Filed Date: 1/22/2014
Status: Precedential
Modified Date: 10/19/2024
On June 24, 2008, the injured plaintiff, Robert S. Austin, was engaged in a repaving project, operating a paving truck on a tree-lined road located in the Town of Southampton, when a piece of wood, apparently a piece of a tree branch, became embedded in his forehead. The injured plaintiff, and his wife suing derivatively, commenced this action against the Town and Longtree Pond Homeowners’ Association, Inc. (hereinafter Longtree), the owner of the land and trees located on both sides of the road, alleging that he had been injured by a low-hanging tree branch. The Town moved, and Longtree cross-moved, inter alia, for summary judgment dismissing the complaint insofar as asserted against each of them, arguing that they did not have notice of the allegedly dangerous condition. The Supreme Court granted those branches of the motion and cross motion, and the plaintiffs appeal.

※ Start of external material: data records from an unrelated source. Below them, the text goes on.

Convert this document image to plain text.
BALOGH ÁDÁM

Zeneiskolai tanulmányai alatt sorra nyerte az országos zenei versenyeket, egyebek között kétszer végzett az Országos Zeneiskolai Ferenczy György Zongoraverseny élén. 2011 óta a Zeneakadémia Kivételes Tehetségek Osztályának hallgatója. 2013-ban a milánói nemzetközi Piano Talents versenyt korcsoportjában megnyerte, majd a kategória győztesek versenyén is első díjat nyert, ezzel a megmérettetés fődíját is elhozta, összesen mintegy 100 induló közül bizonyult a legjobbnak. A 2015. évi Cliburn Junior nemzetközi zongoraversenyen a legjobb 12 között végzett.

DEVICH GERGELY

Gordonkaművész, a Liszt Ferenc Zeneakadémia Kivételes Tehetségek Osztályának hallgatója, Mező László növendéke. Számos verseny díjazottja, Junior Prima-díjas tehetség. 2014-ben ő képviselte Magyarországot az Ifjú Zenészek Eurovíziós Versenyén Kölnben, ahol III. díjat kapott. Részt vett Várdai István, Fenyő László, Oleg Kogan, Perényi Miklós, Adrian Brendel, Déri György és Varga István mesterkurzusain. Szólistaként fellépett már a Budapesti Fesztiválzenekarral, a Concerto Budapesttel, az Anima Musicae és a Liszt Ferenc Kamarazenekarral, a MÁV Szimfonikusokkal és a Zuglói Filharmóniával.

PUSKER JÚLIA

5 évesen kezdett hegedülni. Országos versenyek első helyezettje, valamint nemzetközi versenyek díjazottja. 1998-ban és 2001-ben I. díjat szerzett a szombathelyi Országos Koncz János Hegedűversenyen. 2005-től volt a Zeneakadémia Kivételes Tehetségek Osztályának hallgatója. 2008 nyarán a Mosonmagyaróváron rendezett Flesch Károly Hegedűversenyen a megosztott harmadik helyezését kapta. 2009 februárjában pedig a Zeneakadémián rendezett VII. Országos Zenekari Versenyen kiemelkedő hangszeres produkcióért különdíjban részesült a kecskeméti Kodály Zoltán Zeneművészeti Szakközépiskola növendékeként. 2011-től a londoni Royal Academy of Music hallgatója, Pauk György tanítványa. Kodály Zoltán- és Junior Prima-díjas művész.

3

A landowner has a duty to maintain his or her property in a reasonably safe condition under the existing circumstances, and may be liable in tort if the plaintiff can establish that the landowner either affirmatively created or had actual or constructive notice of a hazardous condition (see Basso v Miller, 40 NY2d 233, 241 [1976]; Berkowitz v Long Is. Water Corp., 70 AD3d 991, 992 [2010]; Kimen v False Alarm, Ltd., 69 AD3d 579 [2010]; Williams v Long Is. R.R., 29 AD3d 900 [2006]). Here, Longtree established that it had no actual or constructive notice that the condition of its trees along the subject roadway would pose any danger to occupants of trucks engaged in roadway paving operations. In opposition to Longtree’s prima facie showing, the plaintiffs failed to raise a triable issue of fact. Accordingly, the Supreme Court properly granted that branch of Longtree’s cross motion which was for summary judgment dismissing the complaint insofar as asserted against it.